The paper will be longer than your table. Paste along the centre as far as you conveniently can, then paste outwards to the edges from this. Pull the paper along and fold over what you have pasted so the pasted surface is inside, while you paste the other section of the sheet in the same way. As you paste towards the edges, it helps to move the sheet so the side you are doing overlaps the table edge slightly. With most papers it is worthwhile to paste a further sheet immediately, so one sheet is soaking up paste while the previous one is being hung.

Take the looped paper to the wall. Use a small step ladder so you can reach the ceiling. Open out the looped top part and position the end against the ceiling, but with a little over for trimming. Hang one edge against the plumb line marks. Stroke the hanging brush down the centre of the paper to force out air then brush to the edges. With the top in place, open the bottom fold and do the same to the bottom edge. The paper should lie as it comes, not be stretched in any direction, or there will be creases.

At top and bottom rub the back of the scissors into the angle of the ceiling or skirting board to mark where the paper has to be trimmed. Peel the paper back and cut to these lines, then press it back. If there is excess paste, use a sponge to remove it before pressing the paper back. Make sure the whole piece is tight against the wall by looking across it towards the light to see whether air bubbles are trapped.

Slide the next piece of paper into position so the patterns match and the edge makes a neat butt joint with the previous piece, then smooth it and trim top and bottom.


At a corner the angle is unlikely to be accurate enough to allow taking one piece of paper around. Instead, cut the paper so it will reach the corner and wrap around a very small amount. Fix it, then bring the remainder up to it, checking that its further edge is upright. The slight break in the pattern in the corner should not be noticeable.
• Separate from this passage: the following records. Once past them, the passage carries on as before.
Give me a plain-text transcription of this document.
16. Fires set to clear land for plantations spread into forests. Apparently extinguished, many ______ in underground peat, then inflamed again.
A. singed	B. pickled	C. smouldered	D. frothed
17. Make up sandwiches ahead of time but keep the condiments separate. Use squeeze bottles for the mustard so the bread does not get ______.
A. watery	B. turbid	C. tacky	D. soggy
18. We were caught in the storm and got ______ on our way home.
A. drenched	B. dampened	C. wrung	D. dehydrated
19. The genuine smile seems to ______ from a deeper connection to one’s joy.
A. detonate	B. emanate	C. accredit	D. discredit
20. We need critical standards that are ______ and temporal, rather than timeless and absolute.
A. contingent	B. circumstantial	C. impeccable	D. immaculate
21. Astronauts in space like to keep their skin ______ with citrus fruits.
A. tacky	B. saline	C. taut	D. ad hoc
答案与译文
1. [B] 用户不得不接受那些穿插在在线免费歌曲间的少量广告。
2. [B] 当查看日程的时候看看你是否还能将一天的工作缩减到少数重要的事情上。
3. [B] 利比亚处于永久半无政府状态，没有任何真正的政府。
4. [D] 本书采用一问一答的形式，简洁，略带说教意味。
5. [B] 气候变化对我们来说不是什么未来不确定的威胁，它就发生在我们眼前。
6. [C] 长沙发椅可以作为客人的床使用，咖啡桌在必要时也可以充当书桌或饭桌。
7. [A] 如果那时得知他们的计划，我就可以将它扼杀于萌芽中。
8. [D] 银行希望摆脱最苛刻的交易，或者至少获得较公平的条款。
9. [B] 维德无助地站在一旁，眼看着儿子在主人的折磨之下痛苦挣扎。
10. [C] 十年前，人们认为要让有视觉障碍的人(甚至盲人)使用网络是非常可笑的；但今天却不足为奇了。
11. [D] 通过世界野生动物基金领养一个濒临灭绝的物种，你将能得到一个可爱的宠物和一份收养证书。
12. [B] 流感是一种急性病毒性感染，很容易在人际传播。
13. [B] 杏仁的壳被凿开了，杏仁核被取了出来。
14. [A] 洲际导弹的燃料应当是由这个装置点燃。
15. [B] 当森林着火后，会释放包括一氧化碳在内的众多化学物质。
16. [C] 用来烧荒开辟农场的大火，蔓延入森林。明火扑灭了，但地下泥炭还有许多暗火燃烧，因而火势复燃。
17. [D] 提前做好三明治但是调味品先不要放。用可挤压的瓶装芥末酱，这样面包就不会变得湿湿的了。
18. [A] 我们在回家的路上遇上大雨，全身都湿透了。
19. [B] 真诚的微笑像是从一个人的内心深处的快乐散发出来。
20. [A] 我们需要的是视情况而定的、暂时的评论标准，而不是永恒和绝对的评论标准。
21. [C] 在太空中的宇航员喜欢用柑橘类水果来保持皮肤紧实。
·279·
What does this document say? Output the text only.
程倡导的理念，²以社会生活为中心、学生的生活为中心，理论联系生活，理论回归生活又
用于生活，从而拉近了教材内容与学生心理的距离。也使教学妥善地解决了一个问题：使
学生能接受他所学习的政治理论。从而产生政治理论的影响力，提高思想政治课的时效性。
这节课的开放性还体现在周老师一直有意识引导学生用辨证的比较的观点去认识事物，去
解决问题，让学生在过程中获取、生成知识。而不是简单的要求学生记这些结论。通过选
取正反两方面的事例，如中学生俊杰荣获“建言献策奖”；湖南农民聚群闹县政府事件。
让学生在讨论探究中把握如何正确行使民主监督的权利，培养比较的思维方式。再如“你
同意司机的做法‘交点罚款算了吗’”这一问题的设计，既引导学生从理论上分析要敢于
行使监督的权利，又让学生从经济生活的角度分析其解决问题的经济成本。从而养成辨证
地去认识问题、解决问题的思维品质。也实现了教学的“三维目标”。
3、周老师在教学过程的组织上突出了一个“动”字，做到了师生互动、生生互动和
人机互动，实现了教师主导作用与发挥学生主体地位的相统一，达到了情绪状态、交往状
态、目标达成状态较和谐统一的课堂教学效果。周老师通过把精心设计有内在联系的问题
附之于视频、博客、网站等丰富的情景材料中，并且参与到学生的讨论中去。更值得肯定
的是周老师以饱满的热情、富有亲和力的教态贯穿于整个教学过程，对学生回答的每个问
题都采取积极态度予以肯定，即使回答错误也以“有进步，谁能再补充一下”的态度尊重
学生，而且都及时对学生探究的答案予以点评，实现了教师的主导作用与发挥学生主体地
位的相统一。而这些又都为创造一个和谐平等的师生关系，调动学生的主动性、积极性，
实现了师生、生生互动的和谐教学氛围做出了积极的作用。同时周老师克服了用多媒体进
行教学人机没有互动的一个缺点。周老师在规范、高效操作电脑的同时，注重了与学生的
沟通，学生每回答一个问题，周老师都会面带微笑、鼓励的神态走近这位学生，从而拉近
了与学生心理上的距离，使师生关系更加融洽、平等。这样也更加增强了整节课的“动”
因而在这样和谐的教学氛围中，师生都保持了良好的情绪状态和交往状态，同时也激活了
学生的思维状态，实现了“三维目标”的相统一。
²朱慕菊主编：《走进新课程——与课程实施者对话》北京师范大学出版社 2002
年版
Where the paper has to be cut around doors and window frames, use a similar technique to that used at top and bottom, rubbing to mark the shape and peeling back for trimming. At a window recess, paper inside from the window and wrap over the edges, then bring pieces from the flat wall over them. When papering around a light switch, first unscrew and loosen plastic covering. Place the paper over the top. Feel for the switch by pressing on the knob, making cuts from this diagonally. Wait until the paper is hung before cutting fully to shape. Screw the switch cover back in position, hiding cut edges.